Hamid Karzai has stated that the rise of the Islamic State of Iraq and Syria (ISIS) terrorist group in Afghanistan could threaten neighboring Russia and China if the group is able to gain a strong foothold in the country.
Afghanistan’s torrid history
Afghanistan has, of course, been a focus of foreign policy for both the United States and the former Soviet Union for many years. It is widely considered that the Soviet policy of invading Afghanistan at the end of the 1970s played a significant role in the ultimate breakup of the Soviet Union.
Then the United States made Afghanistan a central theater of the War on Terror, after the country was identified as a possible hiding place of Osama bin Laden. Although the prevailing Taliban regime in Afghanistan denied that they had any form of contact with bin Laden, and also that he was resident in the country, the United States nonetheless engaged in a military intervention which has lasted over a decade.
Regardless of the veracity or otherwise of these initial claims, there is little doubt that the war in Afghanistan has continued for much longer than was originally intended. Indeed, the appetite of the American public for this intervention in a land which apparently has little to do with them must be wearing a little thin. This is particularly catalyzed by the fact that United States continues its military manoeuvres in Iraq, a country which has bore witness to a war that few people wanted in the first place, and which has since been established as almost universally unpopular.
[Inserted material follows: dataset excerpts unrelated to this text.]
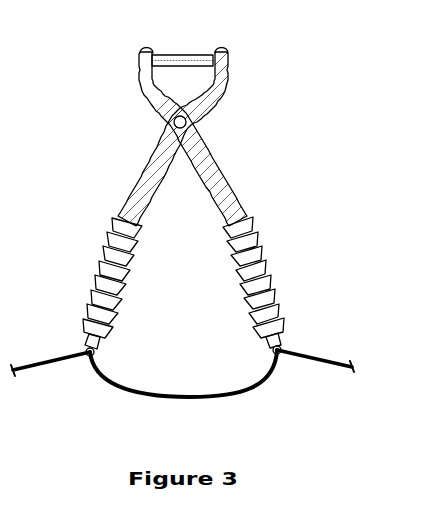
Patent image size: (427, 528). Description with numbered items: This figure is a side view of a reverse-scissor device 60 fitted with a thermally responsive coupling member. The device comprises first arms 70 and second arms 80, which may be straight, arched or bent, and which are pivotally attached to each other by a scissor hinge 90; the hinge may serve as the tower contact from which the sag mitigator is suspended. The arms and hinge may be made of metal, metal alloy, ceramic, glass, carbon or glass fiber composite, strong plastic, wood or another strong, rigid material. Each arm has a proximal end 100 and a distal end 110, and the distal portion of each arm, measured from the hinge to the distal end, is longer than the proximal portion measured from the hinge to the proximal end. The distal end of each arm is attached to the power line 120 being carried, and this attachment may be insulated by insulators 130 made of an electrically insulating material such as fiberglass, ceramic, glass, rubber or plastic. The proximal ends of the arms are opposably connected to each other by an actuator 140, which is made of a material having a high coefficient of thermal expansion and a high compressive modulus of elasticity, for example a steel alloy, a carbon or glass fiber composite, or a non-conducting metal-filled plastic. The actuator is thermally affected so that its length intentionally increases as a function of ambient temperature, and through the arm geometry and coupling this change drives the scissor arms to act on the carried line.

The reverse-scissor device 60 is at (111, 112).
The first arms 70 is at (134, 170).
The second arms 80 is at (230, 167).
The scissor hinge 90 is at (187, 121).
The proximal end 100 is at (87, 350).
The distal end 110 is at (139, 55).
The power line 120 is at (326, 352).
The insulators 130 is at (105, 247).
The actuator 140 is at (187, 54).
It is before the backdrop of this that Karzai’s comments must be viewed, but the former Afghanistan President is nonetheless adamant that the prospect of the murderous ISIS gaining a foothold in the country is a chilling one. Speaking to the RT television network, Karzai stated that ISIS is alien in nature to Afghanistan, and that if it is able to acquire a prominent position within the nation that it could cause significant instability.
Karzai’s veiled comments on Afghanistan
Karzai also made accusations which seemed to link foreign forces with the ISIS terrorist organization. By stating that ISIS is foreign in nature to Afghanistan, Karzai also indicated that a rise of the group within the region could indicate support and interference from foreign-backed forces. Karzai stated that this would be an explicit attempt to destabilize the region, particularly Central Asia, China and Russia. Karzai was not entirely clear what he meant by these veiled accusations, but it was certainly intended to represent something of a threat to Russia and China.
It is significant that the comments made by Karzai are aimed at Russia and China, as the two nations form the backbone of a prominent power bloc which is gaining international recognition. The BRIC nations have a clear remit to oppose the traditional old word order orthodoxy of the Anglo-American, EU-NATO consensus.
While the BRIC nations have hitherto been unable to undermine the dominant position of the traditional power structure, it is proposed that in the future the nations involved will be able to have a significant influence. According to the IMF, China has now exceeded the United States as the country on the planet with the largest gross domestic product, and the growth of the Chinese economy has been stratospheric in recent years.
By partnering with other nations such as Russia, Brazil and India, China hopes to create a new power bloc of countries which have numerous resource, energy and other advantages that will provide it with a strong bargaining position in the world. Central to the ethos of the BRICs, and the group’s modus operandi, is the opportunity for countries which comprise the group to play a more central role in international economic entities and architecture, such as the International Monetary Fund and World Bank.
Should the BRICs be denied a more central role in the architecture which was set up after the infamous Bretton Woods agreement, then Russia and China could instead decide to set up its own central bank. Indeed, this prospect has been previously reported, and it is also suggested that the BRIC nations are rapidly acquiring gold in order to both hedge against currency wars in the future and possibly as a means of introducing a gold-backed currency. The latter of these notions seems rather speculative, but what is certain is that Russia, China and India continue to accumulate gold at rapid rates.
Russia and China exclusion
The exclusion of Russia and China from the theater of international affairs is quite succinctly illustrated this very week. Russian and Chinese delegates are conspicuous by their absence at the ultra-secretive Bilderberg conference, while the G-7 meeting of Nations is naturally taking place without any Russian or Chinese representatives.
As US foreign policy continues to focus on well-established targets, it is clear that Russia and China could be sucked into these issues. Karzai is pointedly establishing a demarcation between the two existing groups, and warning Russia and China regarding their future conduct. It is a geopolitical theme which will become increasingly prominent in the coming years and decades.
ISIS to fund operations through drugs
Meanwhile, as ISIS continues to expand, it has been asserted that the organisation wishes to fund its operations in the wider world by gaining access to the drugs market. Opium is the major product of Afghanistan, and it has even been suggested previously that that United States has turned a blind eye to the cultivation of this product while operating in Afghanistan. Indeed, this was reported by Fox News.
Regardless of the accuracy of Karzai’s comments, there is little doubt that Afghanistan will remain a geopolitical chessboard for the foreseeable future, and that tension between Russia, China and that traditional Anglo-American empire will continue for many years to come.